Mugdim Karabeg on “Thanatonaut”

I got an interesting mail recently. Two actually. A text in the first one, an explanation in the second. Our family friend Izet Duranović, after a recent visit to Kladuša, took my book over to the endless horizons of the US, which then encountered a great name in journalism and poetry  – Mugdim Karabeg. As Izet himself says about him – and these words are scorched in my memory:   “They say about him that he’s ‘the best journalist among poets and the best poet among journalists’. He’s the grandson of Šantić’s Emina – his mother is Emina’s daughter. He was the editor of Oslobođenje for a number of years and correspondent from the Middle East, as well as professor on faculties. He’s an honest, delightful journalistic, poetic and human soul.”

Therefore, I share with you his view on my book, as I’m left to offer my sincere gratitude to Mr Karabeg – and continue to be honoured up to the moment where I cannot even describe it with this little curly tools I use to weave the fabric of my reality – words, verses…

˝THANATONAUT˝ POETRY BY ILHANA ŠKRGIĆ

The first of poetry by ILHANA ŠKRGIĆ is a thick veil over the mysteries of life, seen and unseen from a special corner of the poet.
There is nothing in her lines that conveys immediately understandable and acceptable logic of life and death, love and hate, understanding and misunderstanding. Even to these terms themselves that denote life phenomena she gives names that are not easily connected to their roots, they are foreseen from a distance, which the reader needs to understand as the filed of one’s own associations connected with this poetics. But in that labyrinth of controversy, contrast which simultaneously neutralise and complete each other, there is a “red line” of commitment and truth of the poet’s experience, which the reader will understand in some way or another, left deep in questions and thoughts over the messages of these poetic verses. There lies the value of Ilhana’s writing: putting into the foreground man’s eternal questioning over the phenomena of this wondrous human existence, its multiple psychology that accepts and refuses truths and lies at the same time , seeking the non-existent ‘eternal truth’. This is left to those who delve into these lines to bring their own impressions and conclusions to the table and it seems to me that the poetic philosophy of this poet encompasses the personal psychology of living between the eternal Shakespearean dilemma “to be or not to be” under the veil of different emotions.
For example, the poem of acknowledging love:

And I shall breathe, I breathe, I breathed
For you only
The world is your altar
And everything gleamed by the sun and covered in darkness is a sacrifice to you.

I ja ću disati, dišem, disah
Samo za tebe
Svijet je tvoj oltar
A sve obasjano suncem i pokriveno tamom žrtva je tebi.˝)

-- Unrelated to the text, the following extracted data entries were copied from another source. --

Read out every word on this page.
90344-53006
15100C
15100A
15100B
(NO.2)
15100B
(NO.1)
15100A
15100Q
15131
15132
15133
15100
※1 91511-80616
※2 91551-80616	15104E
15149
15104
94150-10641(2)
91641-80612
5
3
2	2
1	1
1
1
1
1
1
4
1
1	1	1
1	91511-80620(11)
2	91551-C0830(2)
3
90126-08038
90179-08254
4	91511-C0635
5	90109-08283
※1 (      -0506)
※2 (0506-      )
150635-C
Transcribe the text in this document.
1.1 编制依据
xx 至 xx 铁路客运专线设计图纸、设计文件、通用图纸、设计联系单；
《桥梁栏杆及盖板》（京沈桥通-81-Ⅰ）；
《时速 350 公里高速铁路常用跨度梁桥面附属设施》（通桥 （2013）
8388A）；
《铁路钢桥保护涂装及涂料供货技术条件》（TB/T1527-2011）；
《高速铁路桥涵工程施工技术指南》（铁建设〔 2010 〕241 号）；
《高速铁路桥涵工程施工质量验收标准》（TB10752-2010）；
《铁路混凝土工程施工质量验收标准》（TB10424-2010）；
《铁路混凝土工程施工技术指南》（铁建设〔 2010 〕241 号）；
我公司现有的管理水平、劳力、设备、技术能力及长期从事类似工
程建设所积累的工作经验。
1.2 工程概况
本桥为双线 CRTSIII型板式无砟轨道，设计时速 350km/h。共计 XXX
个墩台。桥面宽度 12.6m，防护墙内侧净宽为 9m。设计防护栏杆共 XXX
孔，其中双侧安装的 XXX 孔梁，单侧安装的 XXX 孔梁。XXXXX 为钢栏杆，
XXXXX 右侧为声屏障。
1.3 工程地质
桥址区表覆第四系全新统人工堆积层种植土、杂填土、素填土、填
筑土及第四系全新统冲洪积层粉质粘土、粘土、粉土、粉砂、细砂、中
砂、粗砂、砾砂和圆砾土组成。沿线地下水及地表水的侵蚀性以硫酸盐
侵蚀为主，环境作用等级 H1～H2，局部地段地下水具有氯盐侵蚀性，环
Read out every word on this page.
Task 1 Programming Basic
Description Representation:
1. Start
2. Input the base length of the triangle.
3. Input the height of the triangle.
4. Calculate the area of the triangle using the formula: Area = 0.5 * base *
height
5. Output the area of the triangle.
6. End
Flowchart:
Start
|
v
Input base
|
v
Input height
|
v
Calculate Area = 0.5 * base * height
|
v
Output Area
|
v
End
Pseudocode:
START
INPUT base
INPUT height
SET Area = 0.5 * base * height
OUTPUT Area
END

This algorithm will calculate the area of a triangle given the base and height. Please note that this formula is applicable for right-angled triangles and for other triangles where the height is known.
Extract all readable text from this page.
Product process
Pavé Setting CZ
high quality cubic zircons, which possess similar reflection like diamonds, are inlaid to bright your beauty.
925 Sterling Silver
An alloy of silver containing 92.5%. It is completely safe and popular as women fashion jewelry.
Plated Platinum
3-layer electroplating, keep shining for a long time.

In these lines of the poem “And I’m the book of you then” (˝I ja sam knjiga tebe tad˝) there is no poetic dilemma about what she chooses. Love, only love, which she “breaths, breathed” then.
Right after this one, the poem “The Veil Of Illusion” (˝Koprena iluzije˝) as if it denies the truth of the positive emotion and conviction in the previous one. Because it says:

The veil of illusion takes my breath away
And what are you to me than a welcome guest
While the winds chase time with their whips
Somewhere far away
Outside of this chamber
And with only a silent delusion announce
Another visit
You always leave sooner than they do
Inconsistent and untouchable like those readers
Of eternity
Am I loved by an illusion?

Koprena iluzije mi otima zrak
A šta si mi ti nego dobrodošao gost
Dok vjetrovi tjeraju vrijeme svojim bičevima
Negdje daleko
Izvan ove odaje
I samo tihim zavaravanjem najavljuju
Ponovnu posjetu
Uvijek odlaziš brže nego oni
Nestalan i neopipljiv poput tih jahača
Vječnosti,
Zar me voli iluzija?˝)

This is a counterpoint to the saying from the previous poem, where it says:

“The world is your altar
And everything gleamed by the sun and covered in darkness is a sacrifice to you.”

(˝Svijet je tvoj oltar
A sve obasjano suncem i pokriveno tamom žrtva je tebi.˝)

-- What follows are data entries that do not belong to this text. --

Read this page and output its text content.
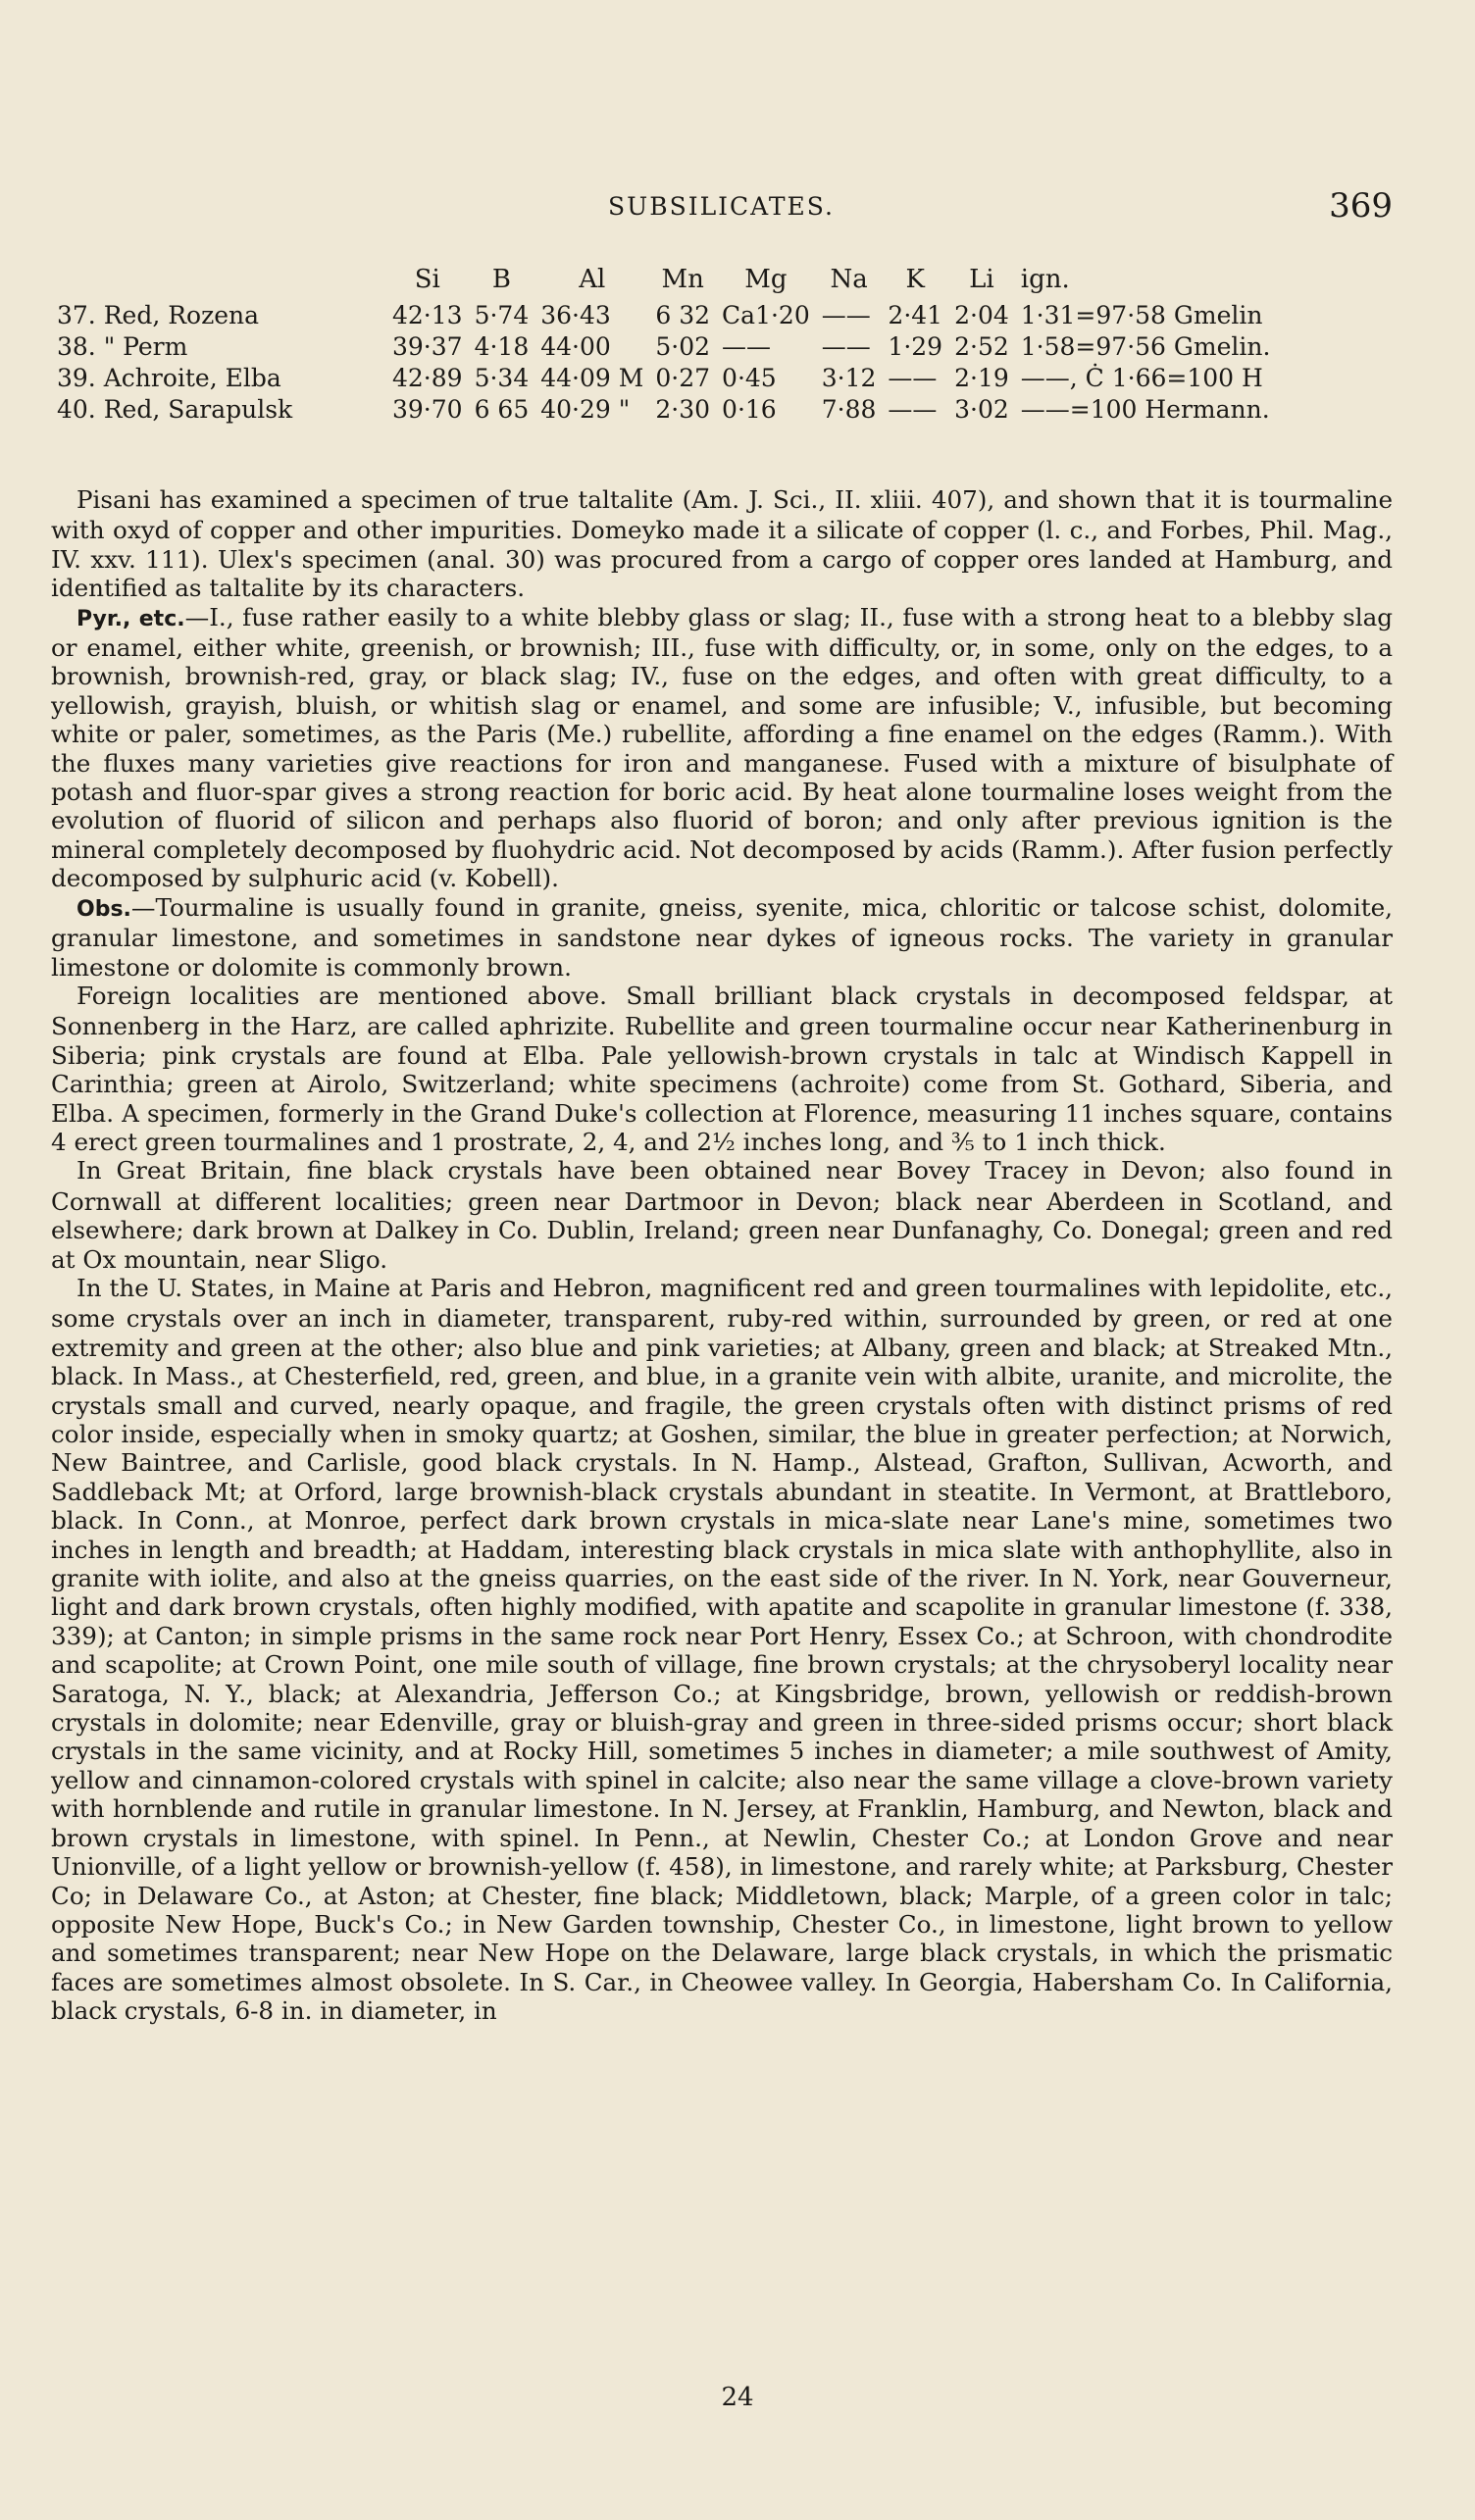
SUBSILICATES.	369
	Si	B	Al	Mn	Mg	Na	K	Li	ign.
37. Red, Rozena	42·13	5·74	36·43	6 32	Ca1·20	——	2·41	2·04	1·31=97·58 Gmelin
38. " Perm	39·37	4·18	44·00	5·02	——	——	1·29	2·52	1·58=97·56 Gmelin.
39. Achroite, Elba	42·89	5·34	44·09 M	0·27	0·45	3·12	——	2·19	——, Ċ 1·66=100 H
40. Red, Sarapulsk	39·70	6 65	40·29 "	2·30	0·16	7·88	——	3·02	——=100 Hermann.

Pisani has examined a specimen of true taltalite (Am. J. Sci., II. xliii. 407), and shown that it is tourmaline with oxyd of copper and other impurities. Domeyko made it a silicate of copper (l. c., and Forbes, Phil. Mag., IV. xxv. 111). Ulex's specimen (anal. 30) was procured from a cargo of copper ores landed at Hamburg, and identified as taltalite by its characters.

Pyr., etc.—I., fuse rather easily to a white blebby glass or slag; II., fuse with a strong heat to a blebby slag or enamel, either white, greenish, or brownish; III., fuse with difficulty, or, in some, only on the edges, to a brownish, brownish-red, gray, or black slag; IV., fuse on the edges, and often with great difficulty, to a yellowish, grayish, bluish, or whitish slag or enamel, and some are infusible; V., infusible, but becoming white or paler, sometimes, as the Paris (Me.) rubellite, affording a fine enamel on the edges (Ramm.). With the fluxes many varieties give reactions for iron and manganese. Fused with a mixture of bisulphate of potash and fluor-spar gives a strong reaction for boric acid. By heat alone tourmaline loses weight from the evolution of fluorid of silicon and perhaps also fluorid of boron; and only after previous ignition is the mineral completely decomposed by fluohydric acid. Not decomposed by acids (Ramm.). After fusion perfectly decomposed by sulphuric acid (v. Kobell).

Obs.—Tourmaline is usually found in granite, gneiss, syenite, mica, chloritic or talcose schist, dolomite, granular limestone, and sometimes in sandstone near dykes of igneous rocks. The variety in granular limestone or dolomite is commonly brown.

Foreign localities are mentioned above. Small brilliant black crystals in decomposed feldspar, at Sonnenberg in the Harz, are called aphrizite. Rubellite and green tourmaline occur near Katherinenburg in Siberia; pink crystals are found at Elba. Pale yellowish-brown crystals in talc at Windisch Kappell in Carinthia; green at Airolo, Switzerland; white specimens (achroite) come from St. Gothard, Siberia, and Elba. A specimen, formerly in the Grand Duke's collection at Florence, measuring 11 inches square, contains 4 erect green tourmalines and 1 prostrate, 2, 4, and 2½ inches long, and ⅗ to 1 inch thick.

In Great Britain, fine black crystals have been obtained near Bovey Tracey in Devon; also found in Cornwall at different localities; green near Dartmoor in Devon; black near Aberdeen in Scotland, and elsewhere; dark brown at Dalkey in Co. Dublin, Ireland; green near Dunfanaghy, Co. Donegal; green and red at Ox mountain, near Sligo.

In the U. States, in Maine at Paris and Hebron, magnificent red and green tourmalines with lepidolite, etc., some crystals over an inch in diameter, transparent, ruby-red within, surrounded by green, or red at one extremity and green at the other; also blue and pink varieties; at Albany, green and black; at Streaked Mtn., black. In Mass., at Chesterfield, red, green, and blue, in a granite vein with albite, uranite, and microlite, the crystals small and curved, nearly opaque, and fragile, the green crystals often with distinct prisms of red color inside, especially when in smoky quartz; at Goshen, similar, the blue in greater perfection; at Norwich, New Baintree, and Carlisle, good black crystals. In N. Hamp., Alstead, Grafton, Sullivan, Acworth, and Saddleback Mt; at Orford, large brownish-black crystals abundant in steatite. In Vermont, at Brattleboro, black. In Conn., at Monroe, perfect dark brown crystals in mica-slate near Lane's mine, sometimes two inches in length and breadth; at Haddam, interesting black crystals in mica slate with anthophyllite, also in granite with iolite, and also at the gneiss quarries, on the east side of the river. In N. York, near Gouverneur, light and dark brown crystals, often highly modified, with apatite and scapolite in granular limestone (f. 338, 339); at Canton; in simple prisms in the same rock near Port Henry, Essex Co.; at Schroon, with chondrodite and scapolite; at Crown Point, one mile south of village, fine brown crystals; at the chrysoberyl locality near Saratoga, N. Y., black; at Alexandria, Jefferson Co.; at Kingsbridge, brown, yellowish or reddish-brown crystals in dolomite; near Edenville, gray or bluish-gray and green in three-sided prisms occur; short black crystals in the same vicinity, and at Rocky Hill, sometimes 5 inches in diameter; a mile southwest of Amity, yellow and cinnamon-colored crystals with spinel in calcite; also near the same village a clove-brown variety with hornblende and rutile in granular limestone. In N. Jersey, at Franklin, Hamburg, and Newton, black and brown crystals in limestone, with spinel. In Penn., at Newlin, Chester Co.; at London Grove and near Unionville, of a light yellow or brownish-yellow (f. 458), in limestone, and rarely white; at Parksburg, Chester Co; in Delaware Co., at Aston; at Chester, fine black; Middletown, black; Marple, of a green color in talc; opposite New Hope, Buck's Co.; in New Garden township, Chester Co., in limestone, light brown to yellow and sometimes transparent; near New Hope on the Delaware, large black crystals, in which the prismatic faces are sometimes almost obsolete. In S. Car., in Cheowee valley. In Georgia, Habersham Co. In California, black crystals, 6-8 in. in diameter, in

24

Ilhana’s verses flow in this riddle it is but at the same time it isn’t – the duality which shapes the form and fills the content into human psyche and emotions. On each letter, the reader stumbles over these dilemmas and secrets covered in deep veils of poetic imaginations. These enigmas will be discovered by readers of higher education and developed analytical intelligence, as well as delving deep into the spirituality of man and people in general. Therefore, I conclude that this poetry is not “for the average reader”, because it demands intellectual effort and readiness to be deciphered and with it its true value to be discovered. In any case, the first book by Ilhana Škrgić shows that she needs to continue with her creative work, with a pause on each verse, which should be a bit more understandable and a little less enigmatic, which will not devalue the poetics.